Gustavo Sofovich, conocido productor televisivo e hijo del legendario Gerardo Sofovich, hoy encarna una historia de profunda transformación y perseverancia. Atrás han quedado los tiempos oscuros que empalidecieron su existencia, arrastrándolo a un abismo del que, por momentos, parecía imposible emerger. En una reciente entrevista televisiva, Sofovich abrió su corazón y compartió con el público el arduo viaje hacia su recuperación.
"Mi vida anterior quedó atrás, ya no la reconozco", declara contundente, con la firmeza de quien ha aprendido de sus propios escollos.

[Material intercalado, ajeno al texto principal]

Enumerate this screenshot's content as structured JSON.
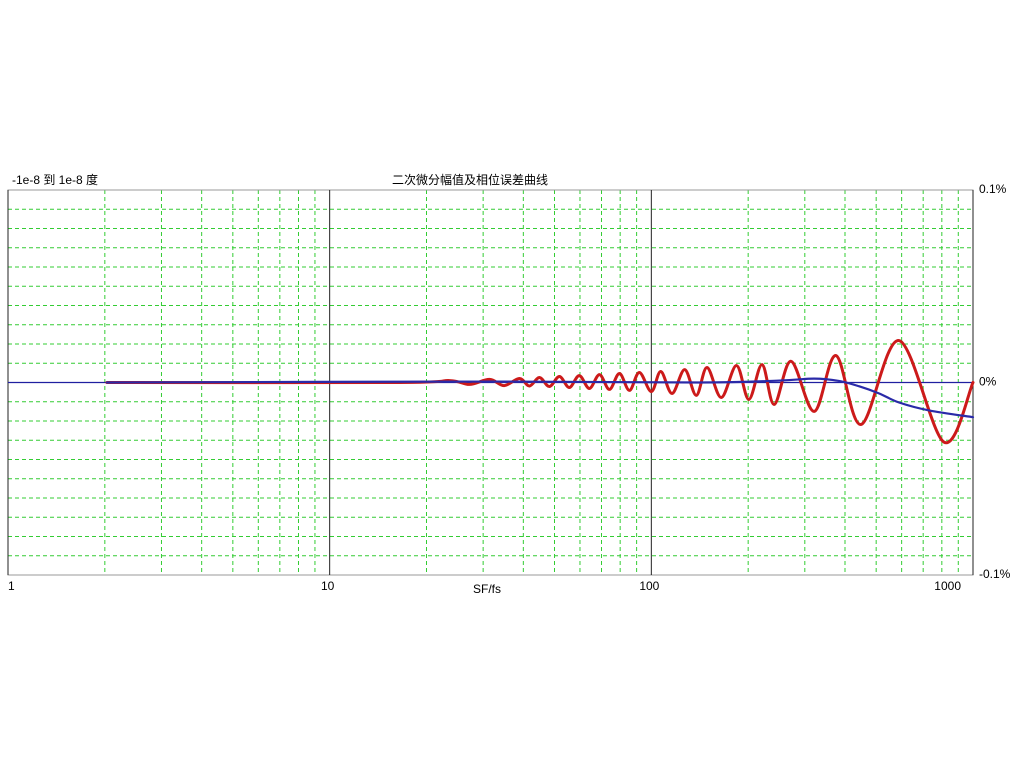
{
  "chart_data": {
    "type": "line",
    "title": "二次微分幅值及相位误差曲线",
    "annotation": "-1e-8 到 1e-8 度",
    "x_label": "SF/fs",
    "log_x": true,
    "xlim": [
      1,
      1000
    ],
    "xticks": [
      1,
      10,
      100,
      1000
    ],
    "xgrid": [
      2,
      3,
      4,
      5,
      6,
      7,
      8,
      9,
      20,
      30,
      40,
      50,
      60,
      70,
      80,
      90,
      200,
      300,
      400,
      500,
      600,
      700,
      800,
      900
    ],
    "ylim": [
      -0.1,
      0.1
    ],
    "yticks": [
      {
        "value": 0.1,
        "label": "0.1%"
      },
      {
        "value": 0,
        "label": "0%"
      },
      {
        "value": -0.1,
        "label": "-0.1%"
      }
    ],
    "ygrid": [
      -0.09,
      -0.08,
      -0.07,
      -0.06,
      -0.05,
      -0.04,
      -0.03,
      -0.02,
      -0.01,
      0.01,
      0.02,
      0.03,
      0.04,
      0.05,
      0.06,
      0.07,
      0.08,
      0.09
    ],
    "grid_color": "#33cc33",
    "zero_line_color": "#2020a0",
    "series": [
      {
        "color": "#cc1a1a",
        "x": [
          2.03,
          16.5,
          23.6,
          27.2,
          31.4,
          34.9,
          38.9,
          41.8,
          44.9,
          48.2,
          51.8,
          55.6,
          59.7,
          64.2,
          69,
          74.1,
          79.6,
          85.5,
          91.8,
          100,
          107,
          116,
          127,
          138,
          149,
          165,
          184,
          201,
          221,
          241,
          272,
          321,
          375,
          449,
          589,
          813,
          1000
        ],
        "values": [
          0,
          0,
          0.001,
          -0.001,
          0.0016,
          -0.0016,
          0.0021,
          -0.0018,
          0.0026,
          -0.0021,
          0.0031,
          -0.0026,
          0.0036,
          -0.0031,
          0.0041,
          -0.0036,
          0.0047,
          -0.0041,
          0.0052,
          -0.0047,
          0.0057,
          -0.0057,
          0.0067,
          -0.0067,
          0.0078,
          -0.0078,
          0.0088,
          -0.0088,
          0.0093,
          -0.0114,
          0.011,
          -0.015,
          0.014,
          -0.0218,
          0.0218,
          -0.031,
          0
        ]
      },
      {
        "color": "#2a2aa8",
        "x": [
          2.03,
          33.7,
          141,
          250,
          321,
          383,
          443,
          511,
          589,
          730,
          1000
        ],
        "values": [
          0,
          0.0005,
          0,
          0.001,
          0.002,
          0.0008,
          -0.002,
          -0.0057,
          -0.0104,
          -0.0145,
          -0.018
        ]
      }
    ]
  }
}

Actualmente, Sofovich vive una existencia sencilla, casi minimalista, donde el esfuerzo diario por mantenerse sobrio es un componente esencial de su rutina. "El camino de la recuperación es arduo y jamás te permite bajar la guardia", enfatiza con la determinación reflejada en sus ojos.
La laboría de mantener su vida en equilibrio incluye asistencia regular a reuniones de Narcóticos Anónimos, un espacio al que describe como un soporte indispensable. Nos cuenta que asiste religiosamente entre tres y cuatro veces por semana, demostrando así no sólo su compromiso con sí mismo, sino también con todos aquellos que se ven reflejados en su experiencia. Su día comienza con gimnasia en casa, lo que considera su "adicción sana", a la que le sigue la sagradalidad de pasear a su perro, una rutina que nunca deja pasar.
Después de un trágico accidente que lo enfrentó nuevamente con la opinión pública, Gustavo siente que las miradas sigilosas se posan sobre él, especulando sobre su pasado. Sin embargo, enfrenta aquello con resiliencia y verdad, señalando que la percepción pública es menos importante que la confianza privada que goza de aquellos cercanos. Así lo expresa, tajantemente: "A las únicas personas a las que debo una explicación son mis hijos y mi estrecho círculo de confianza".
En medio de la paz alcanzada, también hubo tormentas. Los años en la oscuridad trastornaron sus amistades más fieles. "Muchos amigos se apartaron", reconoce, relatando también cómo estos difíciles años afectaron la relación con su ahora fallecido padre. "Él pudo ver mi cambio antes de partir. Eso fue un alivio inenarrable", expresa con palpable emoción.
Si bien la reconstrucción es constante, el mensaje central de Gustavo Sofovich para aquellos enfrentando luchas similares se asienta en la esperanza. "Siempre hay luz al final del túnel", afirma con convicción. La vida que ahora vive, alejada de las adicciones, es testimonio vivo de que nunca es tarde para retomar las riendas y enrumbar hacia un mañana más promisorio.